I'm having problem proving the following integral inequality.
Let $f$ be a continuous function on $[0,1]$ such that $f(0)=0$ and $f'(x)\geq1$ for all $x\in(0,1)$. Show the following inequailties hold. $$\left( \int^{1}_{0} f(x) dx \right)^2 \leq \int ^{1} _{0} (f(x))^3 dx$$
I have tried using C-S inequalities of integrals, and also integration by parts, but failed. Please help thank you!
On
Given ,
$ g(x)=f(x)-x$ and $ g(0)=0 $ , $ g'(x)\ge 0$
So,
$$\begin{equation}\begin{aligned} \int_0^1 f^3(x)dx - \left(\int_0^1 f(x)dx\right)^2 &=\int_0^1 (g(x)+x)^3dx - \left(\int_0^1 g(x)+xdx\right)^2 \\ &=\int_0^1 g^3(x)+3xg^2(x)+3x^2g(x)+x^3 dx -\left(\int_0^1 g(x)dx +\frac{1}{2}\right)^2 \\ &=\int_0^1 g^3(x)+3xg^2(x)+(3x^2-1)g(x)dx -\left(\int_0^1 g(x)dx\right)^2 \\ &\ge \int_0^1 g^3(x)dx +\int_0^1(3x-1)g^2(x)dx+\int_0^1(3x^2-1)g(x)dx\\ &\ge \frac{1}{2}g^2(\frac{1}{3})\\ &\ge 0 \end{aligned}\end{equation}$$
On
Firstly notice that $f(x)$ is increasing, so $f(x) \geq 0$
Let $F(x) = \int_0^x f(t)dt$. Then $f(x)^2 - 2F(x)$ is increasing ($(f^2(x) - 2F(x))' =2f(x)f'(x) - 2f(x) = 2f(x)(f'(x) - 1) \geq0$).

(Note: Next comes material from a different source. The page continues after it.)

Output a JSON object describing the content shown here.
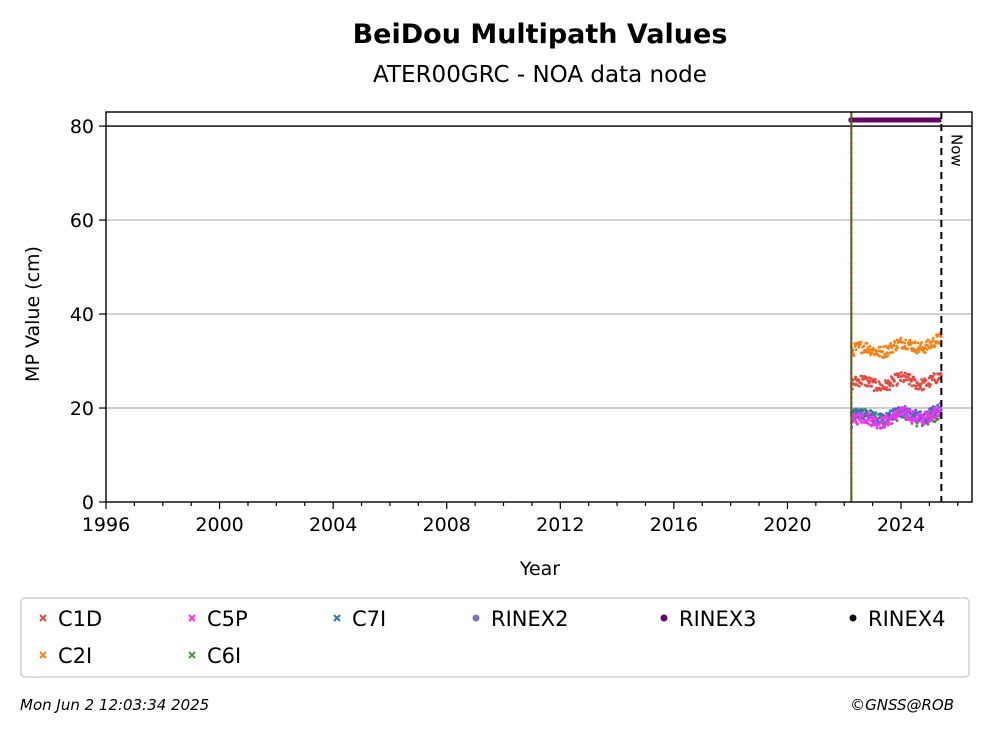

Then $f^2(x) - 2F(x) \geq f^2(0) - 2F(0) = 0 \Rightarrow (\int_0^xf^3(t)dt - F(x)^2)' = f^3(x) - 2F(x)f(x) =f(x)(f^2(x) - 2F(x)) \geq0$ (where we have apply FTC)
Then $\int_0^xf^3(t)dt - F(x)^2 \geq \int_0^0f^3(t)dt - F^2(0) = 0$. For your inequality, apply at $x=1$, getting
$F(1)^2 \leq \int_0^1 f^3(t)dt \Rightarrow (\int_0^1 f(t)dt)^2 \leq \int_0^1f^3(t)dt$
Equality holds iff $f(x)(f^2(x) - 2F(x))=0 \ \forall x \in (0,1)$. Let $s = sup\{x\in [0,1] | f(x)=0\}$. Then, $s = 0$ (if not, by continuity $f(s) = 0$ and by monocity $F(x) = f(x) =0 \ \forall x \in[0,s]$. But then $f'(x) = 0 \ \forall x \in (0, s)$, contradiction with the assumptions).

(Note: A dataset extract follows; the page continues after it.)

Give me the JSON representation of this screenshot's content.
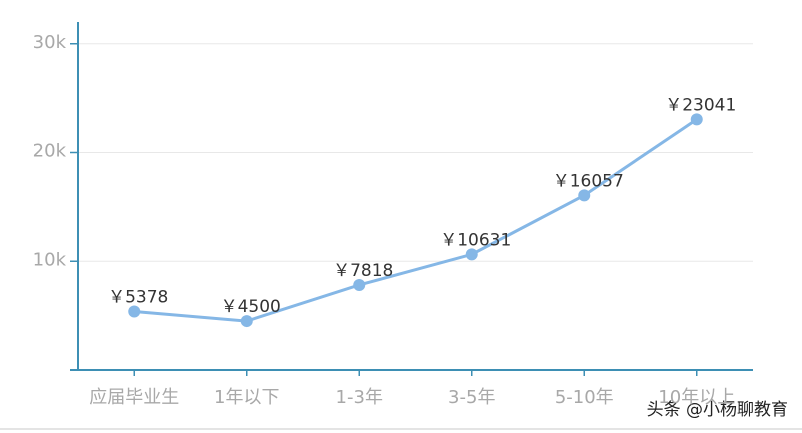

Then $2F(x) = f^2(x) \ \forall x \in [0, 1]$. Differenciating, we get $2f(x)(f'(x) -1) = 0 \forall x \in (0,1)$. But $f(x) \geq 0$, so $f'(x) = 1 \forall x \in (0,1)$. Finally $(f(x) - x)' = 0 \ \forall x\in(0,1)$, so $f(x) - x$ is constant and $f(x) - x = f(0) - 0 = 0 \qquad \square$
As in the previous post, set $g(x) = f(x) - x$. The desired inequality is equivalent to $$ \int_0^1 g(x) dx + \left(\int_0^1 g(x) dx \right)^2 \le \int_0^1 3x^2 g(x) dx + \int_0^1 3x g^2(x) dx + \int_0^1 g^3(x) dx \, . $$
Now observe that for any $h:[0,1]\to \mathbb{R}$ with $h(0) = 0$ and $h' \ge 0$ the expression $$ \alpha \mapsto \int_0^1 \alpha x^{\alpha - 1} h(x) dx = h(1) - \int_0^1 x^\alpha h'(x) dx $$ is increasing in $\alpha \in [1, \infty)$. In particular $$ \int_0^1 h(x) dx \le \int_0^1 2x h(x) dx \le \int_0^1 3x^2 h(x) dx $$ for all such $h$. Applying this with $h = g$ we obtain $\int_0^1 g(x) dx \le \int_0^1 3x^2 g(x) dx$. Using Cauchy-Schwarz and applying this estimate with $h = g^2$ we obtain $$ \left(\int_0^1 g(x) dx \right)^2 \le \int_0^1 g^2(x) dx \le \int_0^1 2x g^2(x) dx \, . $$
Combining all this the desired estimate follows.